In the meantime, major tax reforms that Bush is seeking could greatly affect state revenues, since so many state tax regimes are based on the federal tax system. And proposals to overhaul medical malpractice laws would likely pre-empt state statutes, many of which were painstakingly rewritten in recent years.

So why are federalism concerns coming to a head now? Partly it’s structural: The federal government, saddled by a large and growing deficit, is looking to pare its expenses, while states try to decide what to do with expensive programs they created during the financially flush era of the late 1990s.

Also, Balboni suggests that Members of Congress, feeling constituent heat to fix even those problems they have not historically been responsible for, may be acting out of concern that voters will blame them first.

What’s odd, though, is that all this is happening with the GOP so firmly in charge in Washington. ALEC’s Parde said Bush was planning to take a firm stand on federalism around October 2001. Of course, 9/11 intervened — and everything changed.

‘A Big Disconnect’

Whatever the reason, state-federal tensions have been exacerbated by a lack of communication. To be sure, all the state lawmakers interviewed for this story emphasized how well they get along with their own Members of Congress. But that warmth clearly doesn’t extend to Capitol Hill as a whole.
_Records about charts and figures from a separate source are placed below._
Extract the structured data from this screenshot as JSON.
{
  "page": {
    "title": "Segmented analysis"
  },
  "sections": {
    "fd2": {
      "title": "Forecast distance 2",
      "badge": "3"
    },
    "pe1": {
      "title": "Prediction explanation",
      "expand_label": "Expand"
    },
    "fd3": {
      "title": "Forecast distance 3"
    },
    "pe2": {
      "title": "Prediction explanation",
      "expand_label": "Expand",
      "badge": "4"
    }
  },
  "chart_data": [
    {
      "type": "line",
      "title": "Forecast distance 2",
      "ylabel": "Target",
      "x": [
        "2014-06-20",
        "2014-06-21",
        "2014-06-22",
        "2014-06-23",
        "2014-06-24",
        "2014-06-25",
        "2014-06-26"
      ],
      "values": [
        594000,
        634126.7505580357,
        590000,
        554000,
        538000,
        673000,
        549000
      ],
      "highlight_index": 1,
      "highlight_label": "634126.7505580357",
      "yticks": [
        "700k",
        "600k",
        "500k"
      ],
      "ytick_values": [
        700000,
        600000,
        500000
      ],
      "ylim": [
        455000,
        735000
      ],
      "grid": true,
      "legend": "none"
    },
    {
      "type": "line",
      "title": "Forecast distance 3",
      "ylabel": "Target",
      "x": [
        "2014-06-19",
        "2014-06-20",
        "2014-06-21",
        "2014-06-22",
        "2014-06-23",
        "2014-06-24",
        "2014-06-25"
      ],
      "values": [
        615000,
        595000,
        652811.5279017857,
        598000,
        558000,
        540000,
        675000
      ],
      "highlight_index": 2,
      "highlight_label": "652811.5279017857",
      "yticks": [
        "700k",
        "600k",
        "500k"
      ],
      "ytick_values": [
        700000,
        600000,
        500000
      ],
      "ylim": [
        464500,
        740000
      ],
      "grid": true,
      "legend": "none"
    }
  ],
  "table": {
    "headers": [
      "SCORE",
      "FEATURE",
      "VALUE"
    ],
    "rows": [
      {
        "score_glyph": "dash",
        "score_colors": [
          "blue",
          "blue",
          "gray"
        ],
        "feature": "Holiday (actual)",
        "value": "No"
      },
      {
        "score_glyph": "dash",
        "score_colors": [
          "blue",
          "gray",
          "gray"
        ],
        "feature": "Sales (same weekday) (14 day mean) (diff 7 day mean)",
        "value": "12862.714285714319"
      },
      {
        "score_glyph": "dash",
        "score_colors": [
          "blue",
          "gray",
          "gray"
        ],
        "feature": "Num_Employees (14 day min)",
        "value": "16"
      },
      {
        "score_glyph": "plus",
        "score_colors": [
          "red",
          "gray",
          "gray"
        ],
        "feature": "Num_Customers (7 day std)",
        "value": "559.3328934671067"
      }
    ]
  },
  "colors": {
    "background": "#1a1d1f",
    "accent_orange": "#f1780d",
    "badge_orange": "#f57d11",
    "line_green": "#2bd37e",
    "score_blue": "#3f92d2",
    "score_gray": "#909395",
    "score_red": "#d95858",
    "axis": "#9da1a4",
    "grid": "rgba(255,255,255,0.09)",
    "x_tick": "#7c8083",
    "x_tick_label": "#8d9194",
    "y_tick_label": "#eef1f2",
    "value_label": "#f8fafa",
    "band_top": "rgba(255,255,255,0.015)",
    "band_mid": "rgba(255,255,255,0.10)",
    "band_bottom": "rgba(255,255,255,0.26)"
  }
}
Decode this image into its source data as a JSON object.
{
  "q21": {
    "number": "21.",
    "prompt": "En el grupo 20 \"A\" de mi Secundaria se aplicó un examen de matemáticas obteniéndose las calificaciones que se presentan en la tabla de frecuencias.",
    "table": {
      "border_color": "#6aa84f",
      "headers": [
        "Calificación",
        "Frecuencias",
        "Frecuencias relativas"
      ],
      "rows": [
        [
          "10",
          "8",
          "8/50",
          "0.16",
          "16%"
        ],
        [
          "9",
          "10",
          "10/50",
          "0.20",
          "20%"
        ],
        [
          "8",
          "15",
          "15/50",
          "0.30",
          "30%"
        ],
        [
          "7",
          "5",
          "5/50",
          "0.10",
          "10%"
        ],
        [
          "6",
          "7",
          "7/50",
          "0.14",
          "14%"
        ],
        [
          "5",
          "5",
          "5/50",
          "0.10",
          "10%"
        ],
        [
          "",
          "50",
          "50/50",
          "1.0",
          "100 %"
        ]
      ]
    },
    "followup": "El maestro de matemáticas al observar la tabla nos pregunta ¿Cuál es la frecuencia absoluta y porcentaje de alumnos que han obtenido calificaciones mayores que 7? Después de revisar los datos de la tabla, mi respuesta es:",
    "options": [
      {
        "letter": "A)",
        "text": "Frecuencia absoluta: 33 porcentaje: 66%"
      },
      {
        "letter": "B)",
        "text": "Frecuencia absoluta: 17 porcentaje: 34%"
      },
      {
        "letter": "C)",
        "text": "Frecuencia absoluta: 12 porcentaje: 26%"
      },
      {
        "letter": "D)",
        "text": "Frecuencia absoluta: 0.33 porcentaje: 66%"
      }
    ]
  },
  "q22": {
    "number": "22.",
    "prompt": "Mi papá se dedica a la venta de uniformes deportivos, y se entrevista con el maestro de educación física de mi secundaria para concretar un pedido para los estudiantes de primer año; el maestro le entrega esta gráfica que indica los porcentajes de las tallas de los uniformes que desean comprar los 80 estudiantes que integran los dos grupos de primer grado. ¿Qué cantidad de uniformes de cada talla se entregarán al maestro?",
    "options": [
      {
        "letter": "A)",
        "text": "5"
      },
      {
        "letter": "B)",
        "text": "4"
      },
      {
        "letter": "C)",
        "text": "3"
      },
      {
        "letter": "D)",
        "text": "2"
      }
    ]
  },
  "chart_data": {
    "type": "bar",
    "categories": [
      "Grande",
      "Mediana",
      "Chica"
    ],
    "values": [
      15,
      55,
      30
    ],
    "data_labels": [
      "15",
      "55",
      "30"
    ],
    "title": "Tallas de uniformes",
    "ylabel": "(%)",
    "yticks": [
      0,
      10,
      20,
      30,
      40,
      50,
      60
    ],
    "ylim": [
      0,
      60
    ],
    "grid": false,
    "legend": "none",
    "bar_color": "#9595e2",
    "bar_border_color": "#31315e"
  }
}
“I think there’s a big disconnect,” said Joan Fitz-Gerald, Colorado’s state Senate president and chairwoman of the Democratic Legislative Campaign Committee. Washington, she said, can be “extremely paternalistic, and that doesn’t always sit well with the states.”

The partisan jousting in Washington — and the frayed nerves it has inspired — hasn’t helped matters, added Connecticut state Rep. Stephen Dargan (D). “The partisanship is not the same as it is in Congress,” Dargan said. “There’s more cooperation in the states — at least in Connecticut.”

Congress’ partisan battles — which are sure to worsen if Senate Republicans go “nuclear” on judicial appointments and Democrats retaliate by shutting down virtually all business in the chamber — have also given federal lawmakers a case of tunnel vision, legislators said.

“It seems like even my colleagues who left the Texas Legislature to go to Washington get so embroiled in Washington politics that they don’t communicate much with the Legislature,” Allen said. “There was a lot of contact around the time of redistricting, but a lot less before and after.”

But Balboni, for one, knows the long odds he faces in turning Congress’ attention to the federalism question.

“It’s not an immediate threat, and it’s not tangible, so it’s difficult to get people ramped up about this,” he said. “The whole issue is like watching paint dry. But even though it’s not the most exciting issue, the long-term ramifications are significant.”